The final sample included 129,938 patient entry events in the planned admissions. The Extreme Gradient Boosting (XGB) model achieved the best performance in binary classification for predicting an LoS of 7 days or longer, with an AUROC of 0.891 (95% CI 0.887-0.894) and an AUPRC of 0.819 (95% CI 0.813-0.826) on the internal test set. The Light Gradient Boosting (LGB) model performed the best in the multiclassification for predicting an LoS of 3 days or more, with an AUROC of 0.901 (95% CI 0.898-0.904) and an AUPRC of 0.770 (95% CI 0.762-0.779). The most important features contributing to the models were the operation performed, frequency of previous outpatient visits, patient admission department, age, and day of admission. The RF model showed robust performance in the external validation set, achieving an AUROC of 0.804 (95% CI 0.802-0.807).

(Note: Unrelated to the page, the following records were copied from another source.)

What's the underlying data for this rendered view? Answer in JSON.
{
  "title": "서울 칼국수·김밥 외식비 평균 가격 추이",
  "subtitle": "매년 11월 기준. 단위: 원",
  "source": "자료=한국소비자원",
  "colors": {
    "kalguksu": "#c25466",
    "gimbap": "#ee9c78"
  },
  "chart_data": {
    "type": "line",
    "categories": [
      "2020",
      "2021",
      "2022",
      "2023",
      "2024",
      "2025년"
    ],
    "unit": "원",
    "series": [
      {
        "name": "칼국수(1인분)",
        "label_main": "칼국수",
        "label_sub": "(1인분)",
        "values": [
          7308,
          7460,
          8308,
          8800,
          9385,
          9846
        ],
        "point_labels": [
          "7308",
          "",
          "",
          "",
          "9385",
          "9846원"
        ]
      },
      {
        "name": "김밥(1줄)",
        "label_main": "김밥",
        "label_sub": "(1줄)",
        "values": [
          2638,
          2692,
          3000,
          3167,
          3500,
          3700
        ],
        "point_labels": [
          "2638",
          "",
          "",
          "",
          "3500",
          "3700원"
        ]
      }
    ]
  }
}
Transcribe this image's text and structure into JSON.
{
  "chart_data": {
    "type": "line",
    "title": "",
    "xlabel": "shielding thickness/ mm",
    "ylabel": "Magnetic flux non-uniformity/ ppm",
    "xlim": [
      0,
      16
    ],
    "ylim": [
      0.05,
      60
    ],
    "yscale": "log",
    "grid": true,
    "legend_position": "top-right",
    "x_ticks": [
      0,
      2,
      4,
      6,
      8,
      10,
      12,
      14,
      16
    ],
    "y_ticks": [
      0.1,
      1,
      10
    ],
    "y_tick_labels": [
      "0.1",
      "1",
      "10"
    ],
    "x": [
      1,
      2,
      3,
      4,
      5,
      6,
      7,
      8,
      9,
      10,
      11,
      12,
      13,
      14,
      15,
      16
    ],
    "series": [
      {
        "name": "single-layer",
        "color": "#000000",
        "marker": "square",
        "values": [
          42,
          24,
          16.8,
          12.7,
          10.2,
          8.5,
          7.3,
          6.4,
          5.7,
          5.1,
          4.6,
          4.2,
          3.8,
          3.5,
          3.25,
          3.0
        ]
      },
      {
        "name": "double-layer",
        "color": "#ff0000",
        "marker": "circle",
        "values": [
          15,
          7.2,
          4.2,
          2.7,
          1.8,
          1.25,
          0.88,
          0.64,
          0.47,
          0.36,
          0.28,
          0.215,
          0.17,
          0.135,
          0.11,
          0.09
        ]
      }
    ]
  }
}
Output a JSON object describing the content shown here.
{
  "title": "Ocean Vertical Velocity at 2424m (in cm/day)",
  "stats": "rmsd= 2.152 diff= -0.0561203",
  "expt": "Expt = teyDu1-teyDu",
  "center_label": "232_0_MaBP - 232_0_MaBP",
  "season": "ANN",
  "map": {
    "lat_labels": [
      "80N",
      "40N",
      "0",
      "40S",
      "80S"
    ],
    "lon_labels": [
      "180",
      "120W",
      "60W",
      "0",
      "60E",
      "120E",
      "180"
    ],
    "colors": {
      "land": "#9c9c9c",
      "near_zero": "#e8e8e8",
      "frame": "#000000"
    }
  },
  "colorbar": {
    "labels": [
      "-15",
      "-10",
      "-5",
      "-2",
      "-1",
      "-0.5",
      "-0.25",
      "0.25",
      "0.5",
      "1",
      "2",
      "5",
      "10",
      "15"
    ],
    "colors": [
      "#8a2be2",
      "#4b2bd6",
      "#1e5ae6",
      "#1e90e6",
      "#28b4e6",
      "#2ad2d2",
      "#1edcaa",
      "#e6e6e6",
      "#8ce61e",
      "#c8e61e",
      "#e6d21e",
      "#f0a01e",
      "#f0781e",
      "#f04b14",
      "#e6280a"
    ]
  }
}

The use of the OMOP CDM in predicting hospital LoS for planned admissions demonstrates promising predictive capabilities for stays of varying durations. It underscores the advantage of standardized data in achieving reproducible results. This approach should serve as a model for enhancing operational efficiency and patient care coordination across health care settings.
准确预测医院住院时间(LoS)有助于实现资源的有效管理。当应用于普通人群时,传统的LoS 预测模型由于其有限的协变量和非标准化数据,其可重复性有限。
本研究旨在利用 Observational Medical Outcomes Partnership 通用数据模型(OMOP CDM)开发和验证一种基于机器学习(ML)的计划入院患者的 LoS 预测模型。
回顾性患者水平预测模型使用来自韩国首尔国立大学盆唐医院(SNUBH)的电子健康记录(EHR)数据,这些数据已转换为 OMOP CDM(版本 5.3)。研究包括 2016 年 1 月至 2020 年 12 月期间的 137437 例住院病例。分析中包括来自患者、疾病发生、药物、观察、测量、程序和就诊发生表的协变量。为了进行特征选择,我们在逻辑回归中应用了 Lasso 正则化。主要结局是 LOS 为 7 天或更长,次要结局是 LOS 为 3 天或更长。使用 6 种 ML 算法开发预测模型,训练集和测试集的比例为 7:3。根据受试者工作特征曲线下面积(AUROC)和精度-召回曲线下面积(AUPRC)评估每个模型的性能。Shapley Additive Explanations(SHAP)分析衡量特征的重要性,而校准图评估预测模型的可靠性。在独立机构首尔国立大学医院进行了开发模型的外部验证。
最终样本包括计划入院的 129938 例患者入院事件。在预测 7 天或更长的 LOS 的二进制分类中,极端梯度提升(XGB)模型的表现最佳,内部测试集的 AUROC 为 0.891(95%CI 0.887-0.894),AUPRC 为 0.819(95%CI 0.813-0.826)。在预测 3 天或更长的 LOS 的多类分类中,Light Gradient Boosting(LGB)模型的表现最佳,AUROC 为 0.901(95%CI 0.898-0.904),AUPRC 为 0.770(95%CI 0.762-0.779)。对模型贡献最大的特征是手术、门诊就诊频率、患者入院科室、年龄和入院日。RF 模型在外部验证集中表现稳健,AUROC 为 0.804(95%CI 0.802-0.807)。
使用 OMOP CDM 预测计划入院患者的医院 LOS 显示出对不同持续时间的住院具有有前景的预测能力。这突显了标准化数据在实现可重复结果方面的优势。这种方法应该成为提高医疗保健环境中运营效率和患者护理协调的典范。